Furthermore, commits are also batched in time, that is the added commit latency as described in Table 1.

The commit latency is not the expected latency in every commit, but the ceiling of added latency in each commit.

To understand how this works, let's consider the following scenario:

```mermaid theme={null}
sequenceDiagram
    participant Timeline
    participant DB1 as Database 1
    participant DB2 as Database 2

    Note over Timeline: 0ms - Commit Window Starts

    Timeline->>DB1: Commit c1 arrives
    Note over DB1: Waits 10ms for batch

    Note over Timeline: 4ms

    Timeline->>DB2: Commit c1 arrives
    Note over DB2: Waits 6ms for batch

    Note over Timeline: 10ms - Commit Window Ends

    Timeline->>DB1: Commit c2 arrives
    Note over DB1: No wait (batch is ready)

    Timeline-->>DB1: Acknowledge c1 and c2
    Timeline-->>DB2: Acknowledge c1
```

Let's break it down:

* The first commit (c1) to database d1 that happens at the beginning of the 10ms commit window must wait the full 10ms
* The commit (c1) to database d2 that happens 4ms into the window only waits the remaining 6ms
* The second commit (c2) to database d1 that arrives exactly at the end of the commit window has no added latency

## Testing methodology

Turso Cloud server is written from the ground up to use Deterministic Simulation Testing. DST, for short, is a technique that automatically tests the code across a variety of possible, randomly generated inputs, and upon any failure generates a seed that deterministically reproduces the issue with all its preconditions.

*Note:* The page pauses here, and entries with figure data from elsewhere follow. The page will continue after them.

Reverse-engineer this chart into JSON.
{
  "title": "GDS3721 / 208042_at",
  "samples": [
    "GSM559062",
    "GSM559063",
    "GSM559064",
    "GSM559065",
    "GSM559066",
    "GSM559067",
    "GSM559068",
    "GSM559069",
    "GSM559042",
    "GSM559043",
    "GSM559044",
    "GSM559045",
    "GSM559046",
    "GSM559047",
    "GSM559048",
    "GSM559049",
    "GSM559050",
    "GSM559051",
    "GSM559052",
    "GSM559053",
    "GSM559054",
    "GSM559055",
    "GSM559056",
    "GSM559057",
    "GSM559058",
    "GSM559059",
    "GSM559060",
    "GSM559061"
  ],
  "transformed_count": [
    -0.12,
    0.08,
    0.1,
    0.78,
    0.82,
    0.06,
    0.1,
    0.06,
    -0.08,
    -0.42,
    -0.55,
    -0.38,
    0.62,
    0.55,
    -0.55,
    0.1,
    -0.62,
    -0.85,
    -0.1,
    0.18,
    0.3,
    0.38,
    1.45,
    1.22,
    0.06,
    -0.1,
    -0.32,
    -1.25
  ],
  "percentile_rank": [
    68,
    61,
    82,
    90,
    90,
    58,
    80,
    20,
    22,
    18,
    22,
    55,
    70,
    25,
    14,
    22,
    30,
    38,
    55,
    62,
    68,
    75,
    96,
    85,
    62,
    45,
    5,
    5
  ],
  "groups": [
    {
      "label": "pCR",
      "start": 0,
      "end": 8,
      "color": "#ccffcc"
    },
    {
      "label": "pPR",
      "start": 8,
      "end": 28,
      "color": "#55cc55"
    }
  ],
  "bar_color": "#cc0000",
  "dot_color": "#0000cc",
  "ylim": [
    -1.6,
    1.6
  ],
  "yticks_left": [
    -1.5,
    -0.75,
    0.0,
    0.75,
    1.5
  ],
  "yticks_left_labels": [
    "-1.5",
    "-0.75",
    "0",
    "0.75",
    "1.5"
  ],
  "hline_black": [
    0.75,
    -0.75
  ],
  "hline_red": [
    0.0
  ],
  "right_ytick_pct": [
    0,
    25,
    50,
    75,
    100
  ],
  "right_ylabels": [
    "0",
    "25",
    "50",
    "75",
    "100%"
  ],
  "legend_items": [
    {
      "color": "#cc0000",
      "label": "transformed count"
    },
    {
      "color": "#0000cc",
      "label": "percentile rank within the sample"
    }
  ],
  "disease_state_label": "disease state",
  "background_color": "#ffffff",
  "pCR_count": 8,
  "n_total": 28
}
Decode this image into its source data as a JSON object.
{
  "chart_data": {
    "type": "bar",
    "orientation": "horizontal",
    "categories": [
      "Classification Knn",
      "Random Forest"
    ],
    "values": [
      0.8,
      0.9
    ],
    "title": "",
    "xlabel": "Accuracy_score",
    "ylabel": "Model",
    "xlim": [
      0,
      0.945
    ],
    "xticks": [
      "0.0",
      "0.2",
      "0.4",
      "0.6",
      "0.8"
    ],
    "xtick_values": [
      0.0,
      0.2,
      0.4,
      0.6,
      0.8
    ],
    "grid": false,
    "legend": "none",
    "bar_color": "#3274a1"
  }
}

In addition to our simulator, we rely on [Antithesis](https://antithesis.com) full-system Deterministic Simulation Hypervisor to test the interaction of the system with external components, like AWS S3 and S3-Express One Zone.

The combination of our ground-up DST server and Antithesis allows us to test years of possible combinations of unlikely scenarios over the course of mere hours, making sure the system works as specified.